Le bilan humain est lourd. Le 9 juillet, Jorge Rodriguez, président de l'Assemblée Nationale, a annoncé que le nombre de morts avait atteint 3 889. De plus, 16 740 personnes ont été blessées et près de 18 000 habitants ont dû quitter leurs maisons détruites.
La région côtiière de La Guaira, près de la capitale Caracas, a été la plus touchée. 190 bâtiments ont été complètement détruits et 856 autres ont subi de graves dommages.

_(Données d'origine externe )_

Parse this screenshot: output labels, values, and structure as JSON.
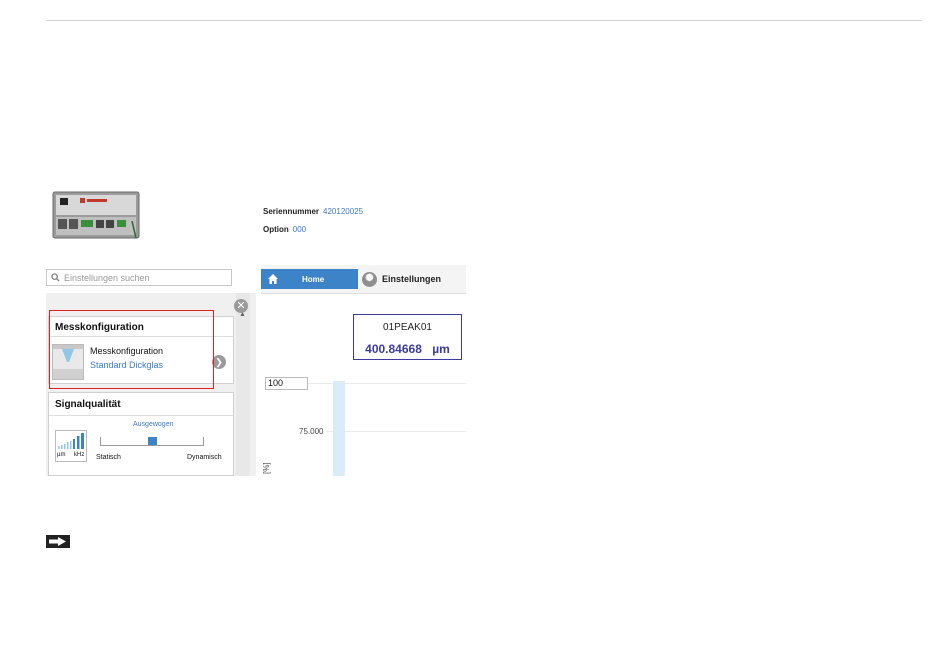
{
  "device_info": {
    "serial_label": "Seriennummer",
    "serial_value": "420120025",
    "option_label": "Option",
    "option_value": "000"
  },
  "screenshot": {
    "search_placeholder": "Einstellungen suchen",
    "tabs": [
      {
        "label": "Home",
        "icon": "home-icon",
        "active": true
      },
      {
        "label": "Einstellungen",
        "icon": "gear-icon",
        "active": false
      }
    ],
    "panels": [
      {
        "title": "Messkonfiguration",
        "item_label": "Messkonfiguration",
        "item_value": "Standard Dickglas"
      },
      {
        "title": "Signalqualität",
        "slider_value_label": "Ausgewogen",
        "slider_min_label": "Statisch",
        "slider_max_label": "Dynamisch",
        "thumb_label_left": "µm",
        "thumb_label_right": "kHz"
      }
    ],
    "measurement": {
      "name": "01PEAK01",
      "value": "400.84668",
      "unit": "µm"
    },
    "chart": {
      "y_max_input": "100",
      "y_tick": "75.000",
      "y_unit": "[%]"
    }
  },
  "colors": {
    "accent": "#3d83c8",
    "highlight_box": "#e0211d",
    "measure_value": "#3b3b9f"
  }
}
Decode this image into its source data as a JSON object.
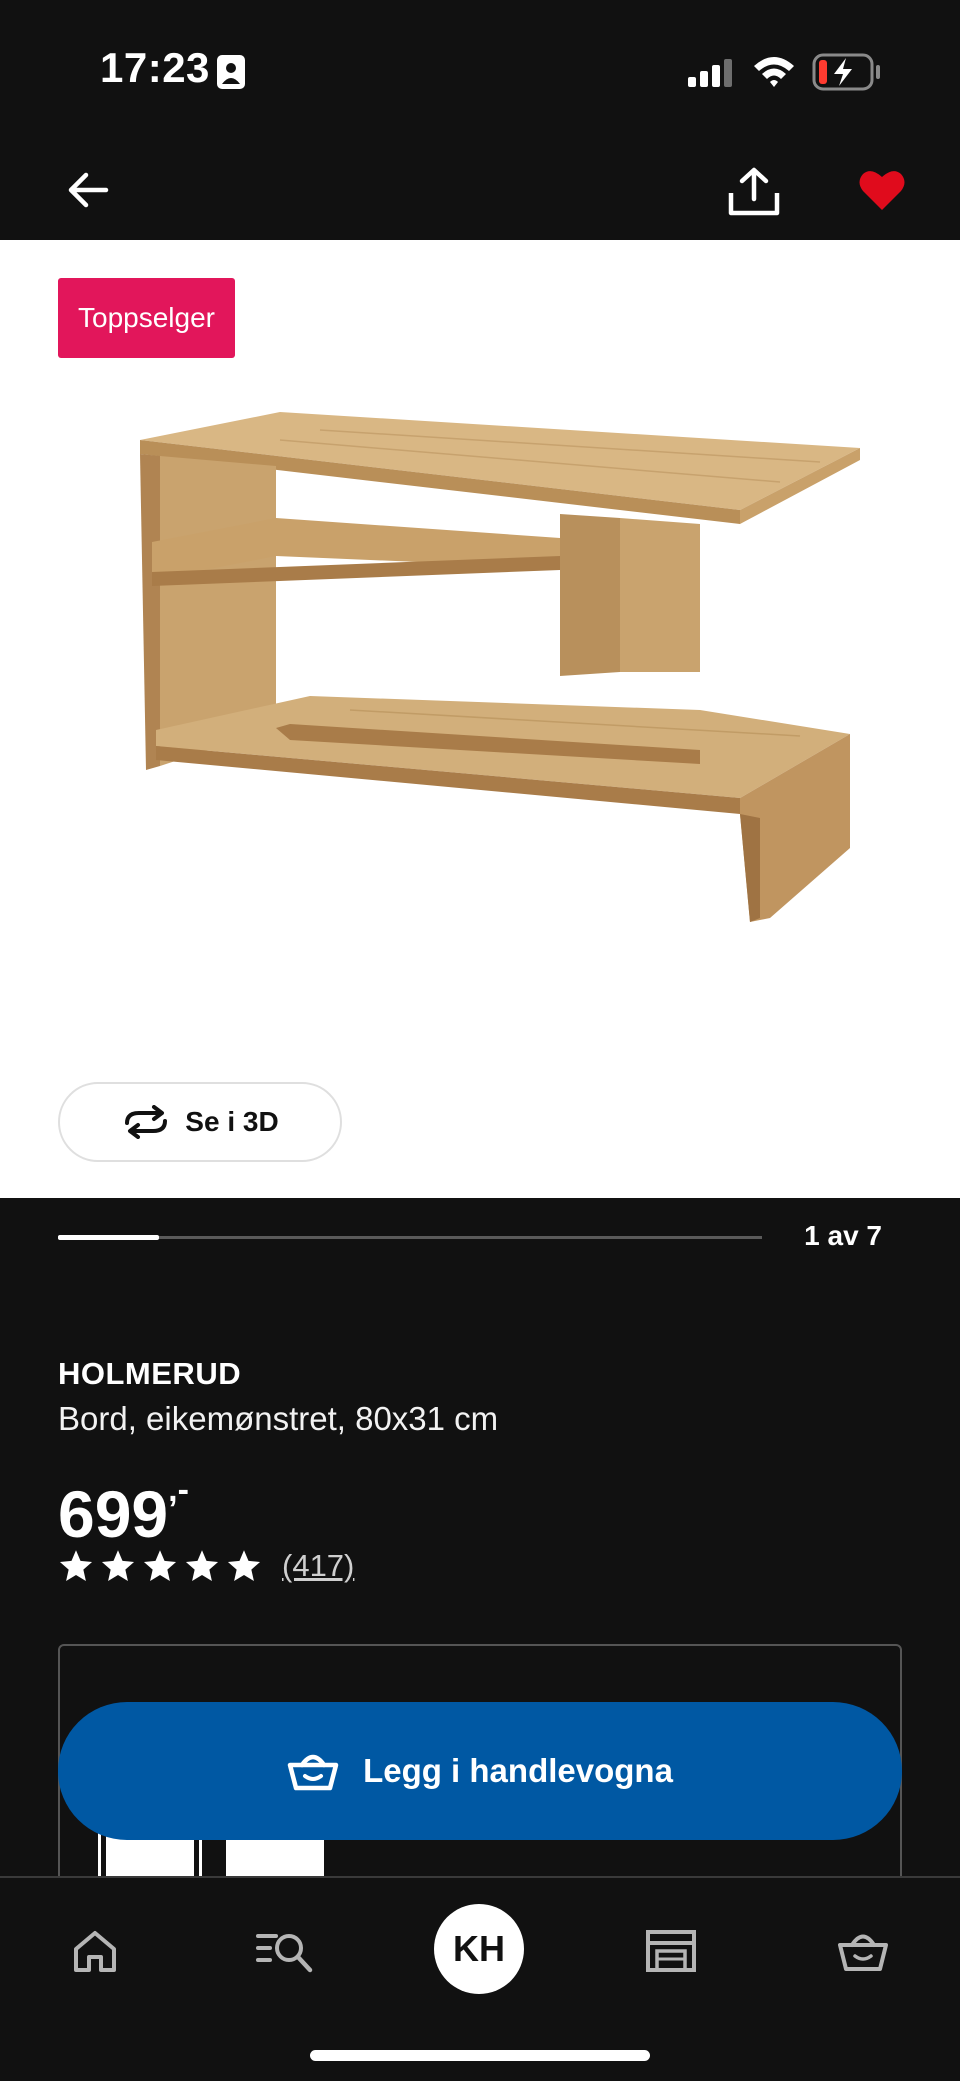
{
  "status_bar": {
    "time": "17:23"
  },
  "product": {
    "badge": "Toppselger",
    "view_3d_label": "Se i 3D",
    "image_counter": "1 av 7",
    "image_progress": 0.143,
    "name": "HOLMERUD",
    "description": "Bord, eikemønstret, 80x31 cm",
    "price": "699",
    "price_suffix": ",-",
    "rating_stars": 5,
    "review_count": "(417)"
  },
  "cart": {
    "add_label": "Legg i handlevogna"
  },
  "bottom_nav": {
    "profile_initials": "KH"
  },
  "colors": {
    "badge": "#e2165b",
    "primary_button": "#0058a3",
    "favorite": "#e00b1c",
    "background": "#111111"
  },
  "icons": [
    "back-arrow-icon",
    "share-icon",
    "heart-icon",
    "rotate-3d-icon",
    "star-icon",
    "cart-icon",
    "home-icon",
    "search-list-icon",
    "store-icon",
    "basket-icon"
  ]
}
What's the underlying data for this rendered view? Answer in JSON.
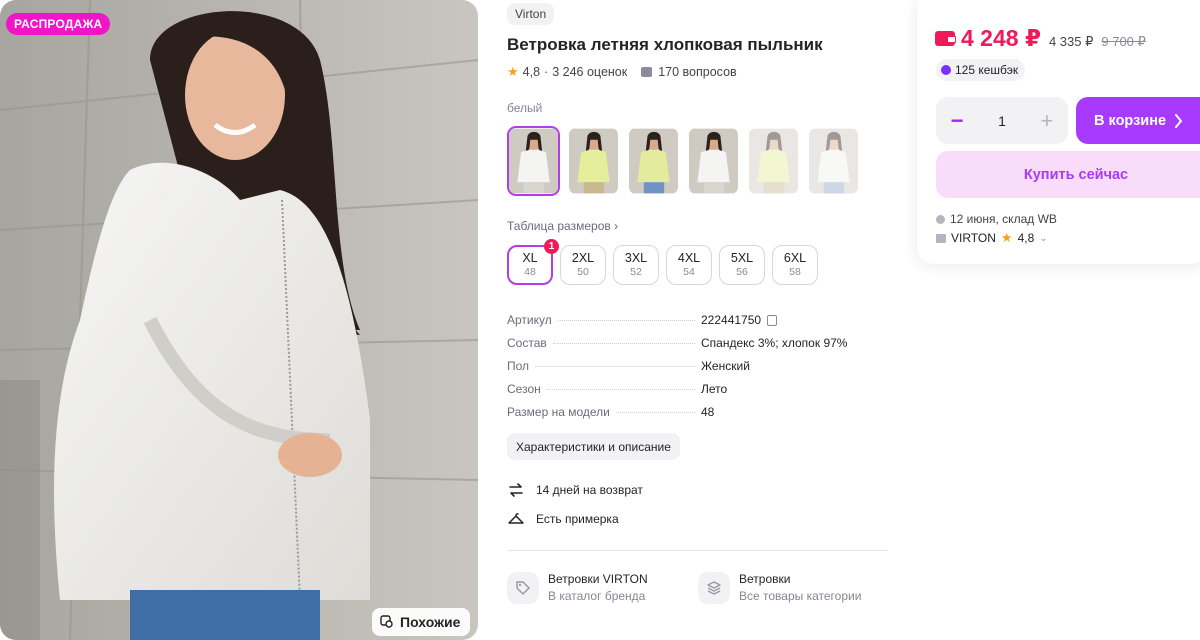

Des milliers de secouristes, de travailleurs domestiques et de volontaires civils ont participé aux recherches. Ils ont réussi à sauver 6 462 survivants des décombres.
Les opérations de secours ont distribué des millions de litres d'eau et des tonnes de nourriture. 89 abris temporaires ont été mis en place pour aider 86 794 familles. Les équipes médicales ont soigné 28 836 patients.
Cependant, une nouvelle menace apparaît. L'Organisation Panaméricaine de la Santé (OPS) a alerté sur le risque de maladies. Le manque d'eau potable et les installations médicales endommagées favorisent la propagation des infections, surtout dans les camps de déplacés. Jarbas Barbosa, directeur de l'OPS, a prévenu que les risques sanitaires pourraient venir des maladies, des conditions de vie difficiles et du manque de soins réguliers.
Cette crise s'ajoute à des difficultés économiques qui avaient déjà affaibli le système de santé vénézuélien. Les survivants ont besoin de soins pour leurs blessures, mais aussi pour des maladies chroniques comme le diabète. Le chef des secours de l'ONU, Tom Fletcher, a souligné l'importance de fournir ces traitements essentiels. L'ONU demande 300 millions de dollars d'aide internationale pour aider 1,3 million de personnes.